Is the USPTO Obligated to Follow a District Court Order?
Last Friday, the patent infringement action MONKEYMedia Inc. v. Apple Computer, et al (WDTX) was stayed pending the outcome of several patent reexaminations (U.S. Patents 6,393,158; 7,467,218; and 7,890,648). Interestingly, the stay is of a limited duration, 3 months, to allow time for the reexaminations to progress. In order to ensure that the reexaminations advance, the Court ordered the parties to expedite their submissions to the USPTO. What sets this decision apart from other is that the Court also ordered the USPTO to “expedite” the reexamination proceedings. (Order here)
Aside from the legal debate about whether or not the Judge has jurisdiction over the PTO, and whether or not the USPTO will follow the Order….lost on many is the fact that the USPTO would already do what the judge is asking, Order or not.
As noted in MPEP 2286:
Where a< request for ex parte reexamination * indicates (A) that it is filed as a result of >an order by a court or< an agreement by parties to litigation which agreement is sanctioned by a court, or (B) that litigation is stayed for the filing of a reexamination request >, the request< will be taken up by the examiner for decision 6 weeks after the request was filed >, and all aspects of the proceeding will be expedited to the extent possible<. See MPEP § 2241. If reexamination is ordered, the examination following the statement by the patent owner under 37 CFR 1.530 and the reply by the requester under 37 CFR 1.535 will be expedited to the extent possible. Office actions in these reexamination proceedings will normally set a 1-month shortened statutory period for response rather than the 2 months usually set in reexamination proceedings. See MPEP § 2263. **>Response periods< may be extended only upon a >strong< showing of sufficient cause. See MPEP § 2265. >Action on such a proceeding will generally take precedence to any other action taken by the examiner.< See generally In re Vamco Machine and Tool, Inc., 752 F.2d 1564, 224 USPQ 617 (Fed. Cir. 1985); Gould v. Control Laser Corp., 705 F.2d 1340, 217 USPQ 985 (Fed. Cir. 1983); Loffland Bros. Co. v. Mid-Western Energy Corp., 225 USPQ 886 (W.D. Okla. 1985); The Toro Co. v. L.R. Nelson Corp., 223 USPQ 636 (C.D. Ill. 1984); Digital Magnetic Systems, Inc. v. Ansley, 213 USPQ 290 (W.D. Okla. 1982); Raytek, Inc. v. Solfan Systems Inc., 211 USPQ 405 (N.D. Cal. 1981); and Dresser Industries, Inc. v. Ford Motor Co., 211 USPQ 1114 (N.D. Texas 1981).

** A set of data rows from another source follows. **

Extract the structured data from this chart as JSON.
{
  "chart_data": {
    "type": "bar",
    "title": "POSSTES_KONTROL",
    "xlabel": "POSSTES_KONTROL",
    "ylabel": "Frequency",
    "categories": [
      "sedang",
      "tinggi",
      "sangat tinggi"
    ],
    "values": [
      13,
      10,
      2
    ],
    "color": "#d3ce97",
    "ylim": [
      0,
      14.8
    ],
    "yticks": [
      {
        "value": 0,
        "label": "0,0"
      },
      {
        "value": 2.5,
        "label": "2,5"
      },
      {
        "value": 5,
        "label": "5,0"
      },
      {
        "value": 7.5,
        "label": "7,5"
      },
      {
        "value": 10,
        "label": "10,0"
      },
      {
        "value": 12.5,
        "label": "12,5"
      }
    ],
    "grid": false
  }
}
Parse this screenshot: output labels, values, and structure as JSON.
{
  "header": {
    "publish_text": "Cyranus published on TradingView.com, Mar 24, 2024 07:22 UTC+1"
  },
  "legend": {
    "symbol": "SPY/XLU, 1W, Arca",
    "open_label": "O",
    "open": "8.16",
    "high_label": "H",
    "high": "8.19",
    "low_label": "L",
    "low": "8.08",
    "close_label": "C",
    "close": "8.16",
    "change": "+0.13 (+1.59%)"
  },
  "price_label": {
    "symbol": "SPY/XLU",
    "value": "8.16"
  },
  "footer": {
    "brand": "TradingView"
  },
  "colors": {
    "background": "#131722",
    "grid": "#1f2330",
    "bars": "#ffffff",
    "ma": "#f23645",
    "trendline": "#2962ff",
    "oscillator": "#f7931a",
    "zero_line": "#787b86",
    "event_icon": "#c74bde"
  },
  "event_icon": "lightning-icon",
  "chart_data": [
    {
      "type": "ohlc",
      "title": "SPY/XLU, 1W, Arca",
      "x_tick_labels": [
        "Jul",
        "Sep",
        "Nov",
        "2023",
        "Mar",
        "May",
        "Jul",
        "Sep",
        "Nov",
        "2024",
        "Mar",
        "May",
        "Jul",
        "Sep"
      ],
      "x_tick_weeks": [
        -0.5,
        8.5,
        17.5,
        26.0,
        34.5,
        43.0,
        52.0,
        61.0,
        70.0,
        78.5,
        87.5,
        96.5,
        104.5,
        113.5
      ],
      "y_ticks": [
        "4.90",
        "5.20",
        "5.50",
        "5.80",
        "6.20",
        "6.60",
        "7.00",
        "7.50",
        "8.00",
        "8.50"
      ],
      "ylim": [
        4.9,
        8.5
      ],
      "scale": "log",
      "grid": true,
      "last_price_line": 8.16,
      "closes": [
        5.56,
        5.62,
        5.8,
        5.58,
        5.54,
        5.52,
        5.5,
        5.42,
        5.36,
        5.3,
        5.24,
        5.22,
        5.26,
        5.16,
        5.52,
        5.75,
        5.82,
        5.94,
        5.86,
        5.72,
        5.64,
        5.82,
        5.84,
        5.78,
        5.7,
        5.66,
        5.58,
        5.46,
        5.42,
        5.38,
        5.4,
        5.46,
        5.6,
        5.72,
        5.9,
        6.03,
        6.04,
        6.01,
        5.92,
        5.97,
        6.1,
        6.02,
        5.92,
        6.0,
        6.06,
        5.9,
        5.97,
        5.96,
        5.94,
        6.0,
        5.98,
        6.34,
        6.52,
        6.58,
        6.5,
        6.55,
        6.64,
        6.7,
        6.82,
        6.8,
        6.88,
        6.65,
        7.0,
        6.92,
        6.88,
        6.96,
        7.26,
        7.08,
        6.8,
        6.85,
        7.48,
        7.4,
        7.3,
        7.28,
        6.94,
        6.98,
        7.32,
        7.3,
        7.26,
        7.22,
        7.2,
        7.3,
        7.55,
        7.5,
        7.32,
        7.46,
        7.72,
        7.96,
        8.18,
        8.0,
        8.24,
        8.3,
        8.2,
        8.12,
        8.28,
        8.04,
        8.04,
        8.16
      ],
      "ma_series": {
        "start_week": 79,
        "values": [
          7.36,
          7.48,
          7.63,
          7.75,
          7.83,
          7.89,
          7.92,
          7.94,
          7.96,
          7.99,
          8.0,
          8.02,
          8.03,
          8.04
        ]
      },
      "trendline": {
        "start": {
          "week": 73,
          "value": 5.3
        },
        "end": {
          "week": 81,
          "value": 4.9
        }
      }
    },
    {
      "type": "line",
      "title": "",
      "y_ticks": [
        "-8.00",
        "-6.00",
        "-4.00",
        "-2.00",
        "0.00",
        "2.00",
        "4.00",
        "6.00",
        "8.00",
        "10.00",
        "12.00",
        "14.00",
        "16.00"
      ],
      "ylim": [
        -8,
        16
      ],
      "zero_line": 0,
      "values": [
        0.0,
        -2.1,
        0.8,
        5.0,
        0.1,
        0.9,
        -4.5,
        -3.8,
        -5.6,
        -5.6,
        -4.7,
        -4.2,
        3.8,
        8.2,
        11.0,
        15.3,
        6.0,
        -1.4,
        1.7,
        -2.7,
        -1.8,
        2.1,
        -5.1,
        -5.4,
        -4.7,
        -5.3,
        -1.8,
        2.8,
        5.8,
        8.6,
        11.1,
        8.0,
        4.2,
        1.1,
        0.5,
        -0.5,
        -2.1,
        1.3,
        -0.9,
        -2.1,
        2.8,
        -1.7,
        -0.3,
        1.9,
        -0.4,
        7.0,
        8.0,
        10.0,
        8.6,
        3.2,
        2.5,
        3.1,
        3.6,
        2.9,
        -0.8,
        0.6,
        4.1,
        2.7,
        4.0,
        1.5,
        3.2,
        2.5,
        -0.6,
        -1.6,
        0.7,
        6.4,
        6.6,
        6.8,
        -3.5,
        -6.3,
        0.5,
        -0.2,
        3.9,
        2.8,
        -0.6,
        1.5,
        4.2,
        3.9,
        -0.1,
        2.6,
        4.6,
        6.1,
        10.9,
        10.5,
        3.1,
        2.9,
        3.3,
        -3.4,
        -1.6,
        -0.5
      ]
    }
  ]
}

While many would bemoan this provision as “…well that is what the PTO says, but that is not what happens,” the section also qualifies the commitment with the proviso that the proceeding “will be expedited to the extent possible.” Currently, the agency is under severe budget restraints and patent reexamination proceedings are being initiated in record numbers.
So, now we are back to the original question, is the USPTO bound by the October 24, 2011 deadline of the Order?
There would seem to be enough case law to protect the agency from District Court interference. Emerson Elec. Co.v. Davoil, Inc., 88 F.3d 1051 (Fed. Cir. 1996) (discussing conditions fo stay being predicated on reexamination action of parties) See also Patently-O discussion of Singer Co. v. P.R. Mallory & Co., 671 F.2d 232 (7th Cir. 1982) (Court may not order disruption of USPTO proceedings). An Order essentially asking the USPTO to drop everything else in favor of a particular reexamination would appear to cause a disruption of all other reexamination proceedings being handled by the CRU examiners responsible for these reexaminations.
Moreover, from a policy standpoint, compliance with the Order would very likely encourage every defendant to seek the same relief from their court when arguing in favor of staying their case. As the USPTO already does everything possible to expedite such cases, by their own rules, it would not appear to be in the USPTO’s best interest to cater to the wishes of individual judges in this regard.